In the immediate aftermath of the accident, answers were sought. The National Transportation and Safety Board (NTSB) was on scene for an accident investigation. In painstaking detail the accident was recreated, witness statements taken and details sought. The recreation wascovered on the front pages of numerous papers and on television. The investigation concluded that it was driver error. Rockland County District Attorney Robert Meehan convened a Grand Jury, which after hearing evidence, indicted the driver Joseph Larkin. A trial took place in 1973 where Larkin was convicted of five counts of criminally negligent homicide and sentenced to probation and community service. Larkin died in 2000.

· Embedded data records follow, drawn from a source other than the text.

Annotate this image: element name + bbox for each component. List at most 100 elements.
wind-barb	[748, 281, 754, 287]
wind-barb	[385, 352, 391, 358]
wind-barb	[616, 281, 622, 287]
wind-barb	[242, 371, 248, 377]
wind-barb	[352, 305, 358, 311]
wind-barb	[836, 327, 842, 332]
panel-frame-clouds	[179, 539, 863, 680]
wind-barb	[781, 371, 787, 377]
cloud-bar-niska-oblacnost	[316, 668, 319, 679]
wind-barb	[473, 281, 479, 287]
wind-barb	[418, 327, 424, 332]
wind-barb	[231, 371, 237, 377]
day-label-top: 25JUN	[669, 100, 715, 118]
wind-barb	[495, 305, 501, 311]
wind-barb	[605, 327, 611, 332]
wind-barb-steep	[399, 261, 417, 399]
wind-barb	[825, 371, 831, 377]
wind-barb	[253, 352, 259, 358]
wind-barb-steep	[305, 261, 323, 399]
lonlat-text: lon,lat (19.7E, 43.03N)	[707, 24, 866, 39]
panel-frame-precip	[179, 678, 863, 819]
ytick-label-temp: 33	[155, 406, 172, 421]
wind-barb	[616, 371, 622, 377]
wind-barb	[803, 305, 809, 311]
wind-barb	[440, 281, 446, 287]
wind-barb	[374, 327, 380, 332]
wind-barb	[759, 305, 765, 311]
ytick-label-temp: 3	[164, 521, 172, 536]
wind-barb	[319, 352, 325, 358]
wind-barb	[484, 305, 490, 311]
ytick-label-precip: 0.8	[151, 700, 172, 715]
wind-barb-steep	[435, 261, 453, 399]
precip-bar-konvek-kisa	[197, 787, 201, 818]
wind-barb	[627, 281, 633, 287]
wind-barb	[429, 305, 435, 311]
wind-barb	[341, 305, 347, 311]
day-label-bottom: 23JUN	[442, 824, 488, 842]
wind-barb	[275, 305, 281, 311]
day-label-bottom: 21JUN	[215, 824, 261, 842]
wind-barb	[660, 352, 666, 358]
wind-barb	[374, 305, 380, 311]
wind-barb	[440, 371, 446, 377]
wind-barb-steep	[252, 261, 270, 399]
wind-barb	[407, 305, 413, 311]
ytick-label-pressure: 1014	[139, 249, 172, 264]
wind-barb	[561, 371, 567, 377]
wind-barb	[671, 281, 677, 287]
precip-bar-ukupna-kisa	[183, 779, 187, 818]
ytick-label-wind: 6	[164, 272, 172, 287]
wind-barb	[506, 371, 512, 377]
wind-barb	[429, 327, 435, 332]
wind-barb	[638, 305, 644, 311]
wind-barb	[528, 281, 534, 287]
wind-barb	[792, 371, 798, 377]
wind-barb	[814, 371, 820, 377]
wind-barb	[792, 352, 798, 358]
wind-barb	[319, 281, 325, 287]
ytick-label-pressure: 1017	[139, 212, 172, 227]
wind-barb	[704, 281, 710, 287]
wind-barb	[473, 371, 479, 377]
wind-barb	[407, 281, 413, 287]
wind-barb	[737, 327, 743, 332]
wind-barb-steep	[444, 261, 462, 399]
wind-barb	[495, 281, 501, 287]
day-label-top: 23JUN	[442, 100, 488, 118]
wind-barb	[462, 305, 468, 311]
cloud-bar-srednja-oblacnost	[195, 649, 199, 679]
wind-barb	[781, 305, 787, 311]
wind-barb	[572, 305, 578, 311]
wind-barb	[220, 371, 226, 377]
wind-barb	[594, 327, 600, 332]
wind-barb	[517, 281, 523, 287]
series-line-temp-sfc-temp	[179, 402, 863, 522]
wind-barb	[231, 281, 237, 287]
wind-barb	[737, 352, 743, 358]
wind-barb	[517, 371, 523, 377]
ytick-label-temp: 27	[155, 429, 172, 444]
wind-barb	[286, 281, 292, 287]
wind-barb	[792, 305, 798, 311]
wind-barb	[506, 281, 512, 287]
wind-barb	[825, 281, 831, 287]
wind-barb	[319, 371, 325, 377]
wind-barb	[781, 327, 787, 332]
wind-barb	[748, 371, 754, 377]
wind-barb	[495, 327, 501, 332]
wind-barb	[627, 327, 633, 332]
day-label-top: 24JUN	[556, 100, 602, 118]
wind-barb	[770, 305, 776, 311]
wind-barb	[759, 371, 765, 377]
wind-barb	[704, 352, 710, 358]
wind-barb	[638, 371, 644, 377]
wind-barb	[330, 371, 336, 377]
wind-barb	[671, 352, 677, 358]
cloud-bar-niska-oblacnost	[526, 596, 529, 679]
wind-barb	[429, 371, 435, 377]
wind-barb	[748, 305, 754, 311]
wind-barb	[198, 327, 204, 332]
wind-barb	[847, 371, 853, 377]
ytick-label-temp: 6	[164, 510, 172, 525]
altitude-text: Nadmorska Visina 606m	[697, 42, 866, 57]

A significant number of changes took place as it relates to bus and train safety as a result of this accident. A push for gated crossings occurred all across the state and country and requirements for marking on pavement approaching crossings was put into law. Construction of school buses was examined closely and it was determined that there were many deficiencies that required correction. Among the changes that resulted were mandates that included seat belts, higher seat backs and stronger securing of seats. Many limb and torso injuries resulted from low seat

backs and poorly anchored seats. Many other safety features now common on all school buses were contemplated, including roof exits and stronger frame structures. A significant discussion occurred on the number of rivets used on school buses as opposed to commercial buses, and shockingly it was determined that school buses were far flimsier than typical passenger buses used by the public. Changes came quickly with legislation and new safety requirements. All across the country, hearings occurred asking how a tragedy of this nature could be avoided.

Numerous states enacted additional changes that undoubtedly saved lives. Perhaps the greatest change was the 1972 School Bus Safety Act and later amendment in 1974 sponsored by Senator Eugene Levy. This legislation would lead eventually to the 19A driver safety program in New York State. This program requires drug testing, driver background checks, mandatory training and minimum age requirements to insure school bus driver safety among other requirements.

On September of 1972, the Town of Clarkstown dedicated a plaque at the nearby Congers Memorial Park to honor the five young men lost in the accident. Cardinal Cooke returned just over five months after offering the funeral mass for three of the boys, to again offer a blessing and remarks as hundreds looked on. Over time life moved forward, students recovered, families and the town grieved. Ask any person living here during that point in time and they will tell you about that day and the ensuing painful weeks and months. It is a part of the fabric of our lives that left an indelible mark on the soul of our town.

On this March 24 th , 2022 we gather fifty years since that terrible day. We join together to offer our prayers and to recall five young lives cut far too short and dedicate a new plaque. We also recall with gratitude the bravery of the children who fought to survive. We remember the skillfulness and heroism of so many emergency service workers, police, fire, EMS, doctors, and nurses who answered the call and undoubtedly saved lives and limbs. Finally, we honor those who had the courage and ability to rebuild their lives after tragedy and adversity. The families who lost loved ones, and the injured who despite trauma were able to not only survive but indeed eventually thrive, against all odds. In Clarkstown, we promise to never forget those lost and the bravery of so many on that tragic day.